Sad because he has no safe future. He is a nobody in the eyes of his government. He does not have a citizenship. In the eyes of his country he is a person who has entered the nation illegally. That his parents, grandparents, and ancestors before that were also born in Burma seems to be of no consequence. He will not have the right to own any land. He will not be allowed any jobs in the government. He will need a permit to get married. He will not be allowed more than two children. He will be barred from higher education. He will most likely be among the 80% of all Rohingyas who are not able to attend any school at all. He will be subject to forced labor. He may not even be alive next time I go to the camp where he is currently living. Because when I was there, the people were begging for help. They had no food, and lacked shelter. They had fled their destroyed villages. “If food does not arrive soon, we will all die,” the people lamented in fear.

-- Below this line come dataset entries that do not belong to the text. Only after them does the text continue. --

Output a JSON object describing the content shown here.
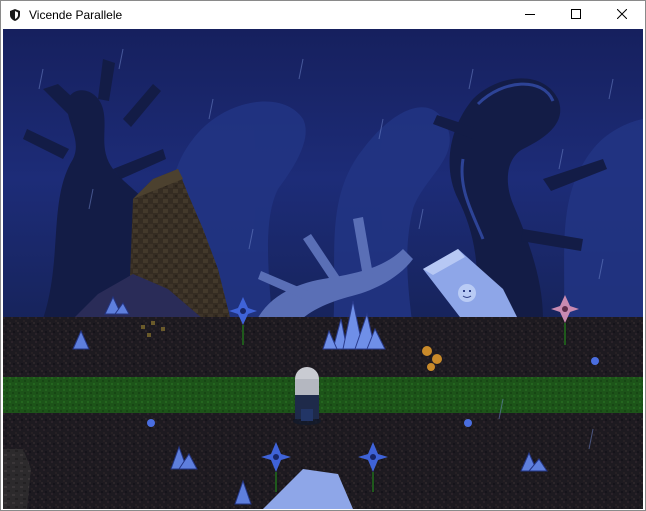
{
  "window": {
    "title": "Vicende Parallele",
    "controls": [
      "minimize",
      "maximize",
      "close"
    ]
  },
  "icons": {
    "app": "shield-icon",
    "minimize": "minimize-icon",
    "maximize": "maximize-icon",
    "close": "close-icon"
  },
  "colors": {
    "sky": "#1b2a72",
    "tree": "#141d4a",
    "dirt": "#1e1a22",
    "grass": "#1f5a1c",
    "crystal": "#6f8fe8",
    "flower_blue": "#3f63d8",
    "flower_pink": "#c98ab1",
    "pillar_stone": "#3b3226"
  }
}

Yesterday the President of Burma, Thein Sein, was in Norway. He was welcomed like a hero. He got to have dinner with the prime minister and other dignitaries. Next to him by the table was the Prime Minister, and the CEOs of the nation’s two leading businesses. The Telenor, a giant telecommunications company, and Statoil, Norway’s oil company #1. They want to go to Burma to invest. I assume there was no talk about this little boy and his people by the dinner table. That would have been uncomfortable and awkward. It may have made it so that they would not get a lucrative business contract after all.
The Prime Minister said: “It is a strong signal that he (Thein Sein) has chosen to visit Norway as the first country in Europe. We hope there are possibilities to strengthen the economic ties between the nations. The president told me there are about 7% of the population with access to mobile phones, but that he would like to increase it to 50%. Telenor (The norwegian telecommunication giant) is a big telecom company that can help reach that goal.”
When asked about the Rohingya, he simply said: “We brought up this issue (the conflict in Rakhine), of course. It is a serious situation. We ask that all people who live in Myanmar are treated with respect according to the human rights. But there are disagreements regarding citizenship. In that regard we have encouraged dialogue, but we will not demand that Myanmar’s government give citizenship to the Rohingyas. “
I don’t know what you think about this, but this is what I think this illustrates: Money is more important than people, especially if the people happen to be dark-skinned, poor and Muslim, like the Rohingya. Would our leaders look this little boy in the eyes and tell him that, I wonder.